Friday, July 07, 2006

How Ken Lay cheated justice

The law says you can’t punish a dead person. That means the notorious Enron CEO’s conviction is erased and his widow is more likely to hang on to their house.
By Forbes.com

With his death from a massive heart attack on Wednesday, Ken Lay cheated justice. And then some. Not only will the Enron founder not end his days in prison, but according to legal precedent, his entire case will be erased from the records.

That means that, in legal terms at least, Lay was never convicted, tried or even indicted for Enron misdeeds.

For Lay's estate, and his widow Linda, the positive implication of this grim day is that the government now has no means to collect on its forfeiture claim against Lay for $43.5 million.

It's hard to believe, but the case law on this point is crystal clear, says Peter Henning, professor at Wayne State University Law School. "The idea is that you can't punish a dead person. It's not fair," says Henning. "Lay didn't get a chance to go in front of a court of appeals, which he had an absolute legal right to do."

No punishing the dead

The direct legal precedent was set in 2004 in the Fifth Circuit case of United States v. Estate of Andrew Clyde Parsons; Houston, where the original Enron trial was heard, is in the Fifth Circuit. Convicted by a jury of arson, mail fraud and money laundering, Parsons' case was further along than Lay's when he died. He had forfeited some money to the government and was in the process of challenging the conviction. After his death, the Parsons estate sued the government for return of the forfeited money. It didn't get the cash back, but the court vacated the conviction and sentence (including an additional order of restitution) and dismissed the original indictment.

The court's rationale: "The finality principle reasons that the state should not label one as guilty until he has exhausted his opportunity to appeal. The punishment principle asserts that the state should not punish a dead person or his estate."

"The prosecutors are not going to be able to fight this one," says Henning, who adds that the basic tenet behind the Parsons decision goes back to a 1971 Supreme Court case.

Civil suits still an option

That said, there's nothing stopping civil suits from progressing against the Lay estate. In particular, the Securities and Exchange Commission has such an action pending. To the extent that the government still wants Lay's money, it will go after it there.

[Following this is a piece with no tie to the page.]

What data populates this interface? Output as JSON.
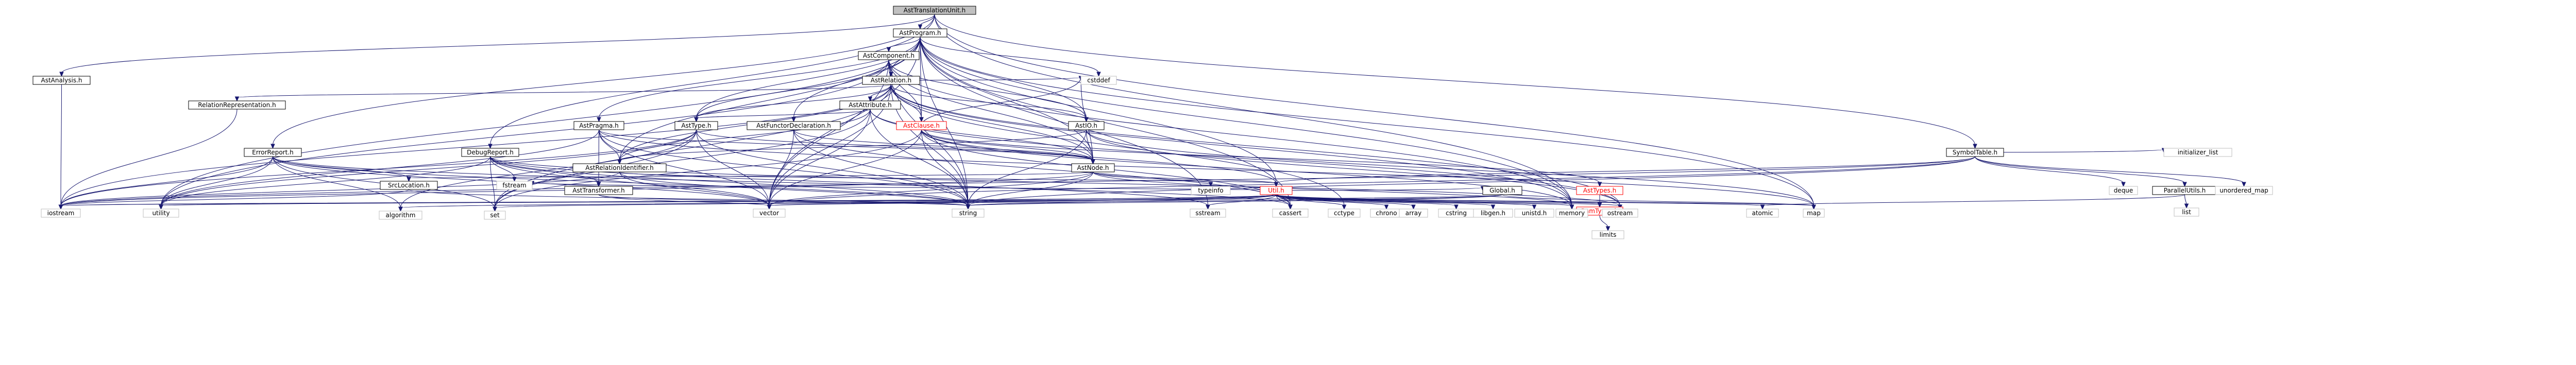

More likely, the SEC will settle that case rather than draw a bereaved Linda Lay into another course of lengthy litigation. With Lay's conviction erased, neither the SEC nor any other civil plaintiff will be able to use it as proof of wrongdoing (though it would still be able to use evidence and testimony given in the trial, says Henning).

That makes it more likely that Linda Lay will be able to hold onto remaining assets, like the Lays' $3 million Houston condo. Having sold several properties in Aspen to pay legal bills, the Lays were reportedly renting a place there when Ken Lay died.